Now that we’ve seen the underlying code, we are able to name it to put in writing our closing report back to a doc.
from research_assist.gsuite.docs.GoogleDocsHelper import GoogleDocsHelperdocs_helper = GoogleDocsHelper()
# add the doc title
title_end_index = docs_helper.create_doc_template_header(
"voyager closing report", doc_id
)
# add the textual content
doc_end_index = docs_helper.write_text_to_doc(
start_index=title_end_index, textual content=final_essay, doc_id=doc_id
)
Nice! Now now we have all of the instruments of docs at our disposal to edit, format and share the report that our agent generated. Apparently, the agent formatted the textual content as markdown which is supported by Google Docs, however I used to be unable to discover a method to get the doc to routinely acknowledge this and convert the markdown into good headers and subheaders. Little question there’s a manner to try this and it could make the experiences look a lot nicer.
After operating the code above, the doc ought to look one thing like this.

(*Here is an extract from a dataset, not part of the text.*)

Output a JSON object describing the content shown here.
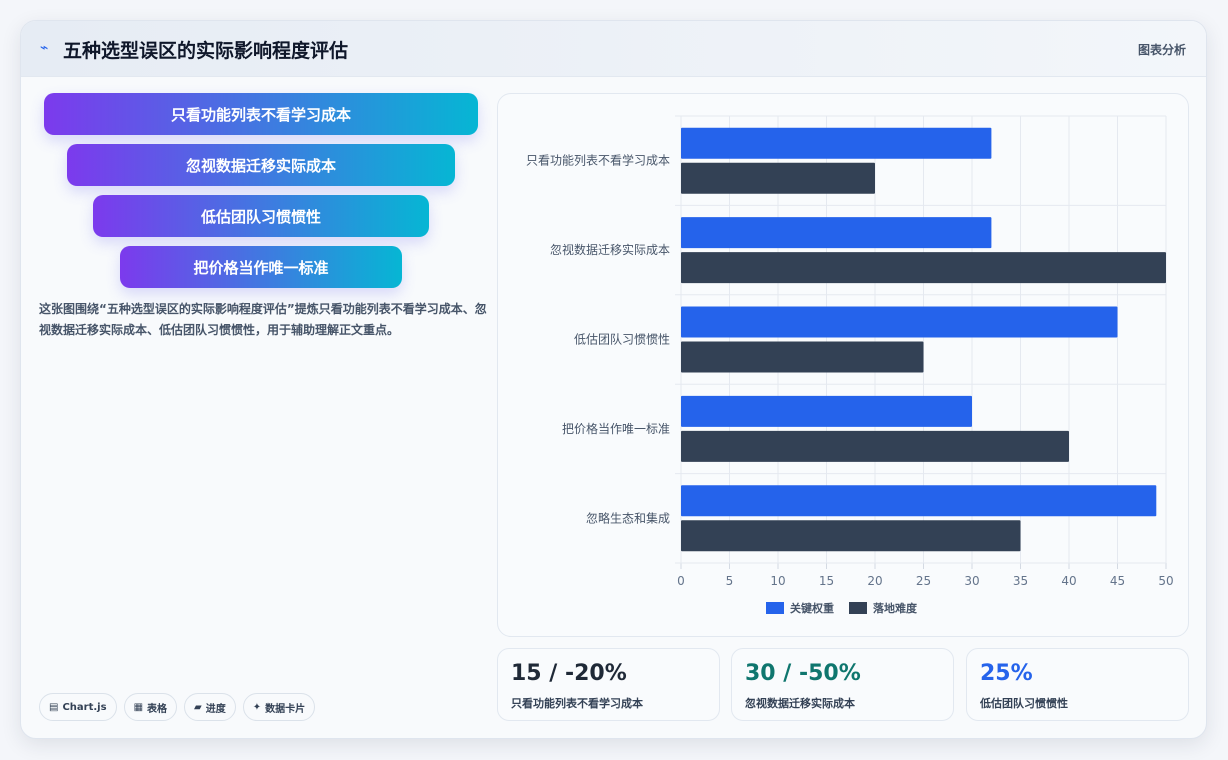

We should always be capable to write all the data thats saved within the agent reminiscence to docs, which is able to enable us to simply flick through the outcomes of every stage. A considerably hacky manner to do that is as follows:
reminiscences = agent.in_memory_store.search(("1", "reminiscences"))# that is wanted as a result of we could name some nodes a number of instances
# and we need to maintain observe of this in order that we are able to make new paperwork
# for every name
seen_keys = set()
iterations = defaultdict(int)
# folder id the place we need to write the paperwork
folder_id = f"{folder_id}"
for m in reminiscences:
knowledge = m.dict()["value"]["memory"]
available_keys = knowledge.keys()
node_key = record(available_keys)[0]
unique_node_key = node_key + "_00"
if unique_node_key in seen_keys:
iterations[node_key] += 1
unique_node_key = unique_node_key.exchange("_00", "") + "_{:02d}".format(
iterations[node_key]
)
print("-" * 20)
print("Creating doc {}".format(unique_node_key))
# get the textual content
textual content = knowledge[node_key][list(data[node_key].keys())[0]]
# the tavily analysis output is a listing, so convert it to a string
if isinstance(textual content, Record):
textual content = "nn".be a part of(textual content)
# if anything will not be a string (e.g. the output of the settle for node)
# convert it to a string
if not isinstance(textual content, str):
textual content = str(textual content)
# create doc
report_id = drive_service.create_basic_document(
unique_node_key, parent_folder_id=folder_id
)
# create header
end_index = docs_helper.create_doc_template_header(unique_node_key, report_id)
# fill doc
end_index = docs_helper.write_text_to_doc(
start_index=end_index, textual content=textual content, doc_id=report_id
)
seen_keys.add(unique_node_key)
That is going to make 7 paperwork, and we’ll check out some instance screenshots beneath
The preliminary plan outlines the construction of the report. It’s attention-grabbing that the mannequin appears to favor a number of brief sections, which I feel is acceptable given the immediate request to make it concise and digestible to a basic readership.